Müşterek faillikte, birlikte suç işleme kararının yanı sıra, fiil üzerinde ortak hâkimiyet kurulduğu için, her bir suç ortağı fail statüsündedir. Ortak hakimiyetin kurulup kurulmadığının saptanmasında suç ortaklarının suçun icrasındaki rolleri ve katkılarının taşıdığı önem göz önünde bulundurulur. Bu durumda, fiilin icrası veya sonuçsuz kalması ortak faillerden her birinin elinde bulunmaktadır.
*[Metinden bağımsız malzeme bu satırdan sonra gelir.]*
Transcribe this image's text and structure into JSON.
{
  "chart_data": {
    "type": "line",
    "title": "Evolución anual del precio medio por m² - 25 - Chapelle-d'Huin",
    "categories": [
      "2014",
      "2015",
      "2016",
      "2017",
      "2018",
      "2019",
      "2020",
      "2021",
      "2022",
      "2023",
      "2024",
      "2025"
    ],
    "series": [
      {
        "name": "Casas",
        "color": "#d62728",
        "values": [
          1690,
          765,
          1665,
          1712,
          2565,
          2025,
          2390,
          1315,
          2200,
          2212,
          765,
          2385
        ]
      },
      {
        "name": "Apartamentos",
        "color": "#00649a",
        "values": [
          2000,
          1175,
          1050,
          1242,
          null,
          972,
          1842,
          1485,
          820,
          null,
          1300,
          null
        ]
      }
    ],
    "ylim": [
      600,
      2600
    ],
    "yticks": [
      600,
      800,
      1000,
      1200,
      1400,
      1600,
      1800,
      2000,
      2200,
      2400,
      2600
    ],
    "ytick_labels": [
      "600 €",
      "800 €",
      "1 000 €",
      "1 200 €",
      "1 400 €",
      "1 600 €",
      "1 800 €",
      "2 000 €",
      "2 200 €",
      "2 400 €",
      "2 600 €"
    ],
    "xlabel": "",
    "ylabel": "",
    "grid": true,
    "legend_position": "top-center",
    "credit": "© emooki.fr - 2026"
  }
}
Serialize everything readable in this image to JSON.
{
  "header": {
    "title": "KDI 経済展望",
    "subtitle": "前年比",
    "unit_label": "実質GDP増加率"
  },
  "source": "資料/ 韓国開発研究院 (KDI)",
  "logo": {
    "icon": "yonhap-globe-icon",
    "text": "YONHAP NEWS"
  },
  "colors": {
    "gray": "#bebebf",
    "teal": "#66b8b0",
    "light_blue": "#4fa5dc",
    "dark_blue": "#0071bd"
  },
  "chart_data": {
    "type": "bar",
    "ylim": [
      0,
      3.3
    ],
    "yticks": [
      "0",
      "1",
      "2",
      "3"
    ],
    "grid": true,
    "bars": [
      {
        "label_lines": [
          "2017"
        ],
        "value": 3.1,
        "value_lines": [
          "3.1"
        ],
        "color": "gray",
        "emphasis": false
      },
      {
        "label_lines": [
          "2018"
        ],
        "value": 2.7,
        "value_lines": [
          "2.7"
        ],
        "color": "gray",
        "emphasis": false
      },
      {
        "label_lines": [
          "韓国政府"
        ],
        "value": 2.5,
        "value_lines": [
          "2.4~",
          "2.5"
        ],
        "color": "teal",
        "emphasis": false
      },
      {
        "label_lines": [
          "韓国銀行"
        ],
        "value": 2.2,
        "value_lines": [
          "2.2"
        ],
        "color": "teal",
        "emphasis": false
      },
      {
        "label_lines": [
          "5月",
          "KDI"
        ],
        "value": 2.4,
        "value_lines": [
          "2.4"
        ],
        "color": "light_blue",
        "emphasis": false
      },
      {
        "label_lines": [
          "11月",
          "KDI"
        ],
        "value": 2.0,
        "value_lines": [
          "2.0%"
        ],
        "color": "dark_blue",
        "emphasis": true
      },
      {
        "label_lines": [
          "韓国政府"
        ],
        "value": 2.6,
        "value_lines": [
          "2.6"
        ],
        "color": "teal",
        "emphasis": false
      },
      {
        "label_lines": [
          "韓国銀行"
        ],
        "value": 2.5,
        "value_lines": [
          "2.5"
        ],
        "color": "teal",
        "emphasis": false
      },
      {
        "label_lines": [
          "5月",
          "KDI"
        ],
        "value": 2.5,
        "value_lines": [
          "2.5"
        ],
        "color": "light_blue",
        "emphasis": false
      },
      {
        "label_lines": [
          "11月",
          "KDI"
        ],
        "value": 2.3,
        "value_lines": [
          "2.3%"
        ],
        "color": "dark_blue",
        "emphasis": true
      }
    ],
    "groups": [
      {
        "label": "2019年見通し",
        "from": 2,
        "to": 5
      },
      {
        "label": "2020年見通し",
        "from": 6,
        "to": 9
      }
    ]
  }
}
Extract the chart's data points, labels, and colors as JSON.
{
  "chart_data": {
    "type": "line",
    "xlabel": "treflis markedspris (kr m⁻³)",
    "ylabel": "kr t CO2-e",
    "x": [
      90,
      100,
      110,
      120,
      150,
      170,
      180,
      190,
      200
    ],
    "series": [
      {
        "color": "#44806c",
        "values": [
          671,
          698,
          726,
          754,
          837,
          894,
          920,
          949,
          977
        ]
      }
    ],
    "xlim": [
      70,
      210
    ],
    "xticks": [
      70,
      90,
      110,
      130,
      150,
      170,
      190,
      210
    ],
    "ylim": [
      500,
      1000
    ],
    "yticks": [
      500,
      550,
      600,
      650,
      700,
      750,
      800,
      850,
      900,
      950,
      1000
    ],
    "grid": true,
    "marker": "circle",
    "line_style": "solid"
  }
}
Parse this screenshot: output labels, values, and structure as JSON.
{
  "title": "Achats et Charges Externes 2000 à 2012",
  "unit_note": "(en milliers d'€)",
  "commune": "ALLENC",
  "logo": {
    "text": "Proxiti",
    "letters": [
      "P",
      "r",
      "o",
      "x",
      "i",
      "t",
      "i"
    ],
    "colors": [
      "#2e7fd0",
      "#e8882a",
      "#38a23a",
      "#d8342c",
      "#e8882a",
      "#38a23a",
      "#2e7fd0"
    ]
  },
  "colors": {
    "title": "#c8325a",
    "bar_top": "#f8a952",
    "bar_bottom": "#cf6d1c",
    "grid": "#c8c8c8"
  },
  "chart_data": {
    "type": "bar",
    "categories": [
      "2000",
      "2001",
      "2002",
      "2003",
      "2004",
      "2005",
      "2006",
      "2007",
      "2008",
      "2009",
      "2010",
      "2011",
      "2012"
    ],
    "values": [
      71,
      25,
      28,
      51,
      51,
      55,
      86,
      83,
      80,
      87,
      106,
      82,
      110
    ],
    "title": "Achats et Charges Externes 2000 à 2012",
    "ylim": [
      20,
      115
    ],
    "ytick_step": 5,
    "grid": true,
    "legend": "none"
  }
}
Örneğin suç ortaklarından birinin cebir veya tehdit kullanarak mağduru etkisiz hâle getirdiği, diğerinin de üzerindeki para ve sair kıymetli eşyayı aldığı yağma suçunda her iki suç ortağının suçun işlenişine yaptıkları katkı, suçun icrası açısından birbirini tamamlayıcı niteliktedir. Dolayısıyla, her iki suç ortağı, suçun işlenişi üzerinde ortak bir hakimiyet kurmaktadır.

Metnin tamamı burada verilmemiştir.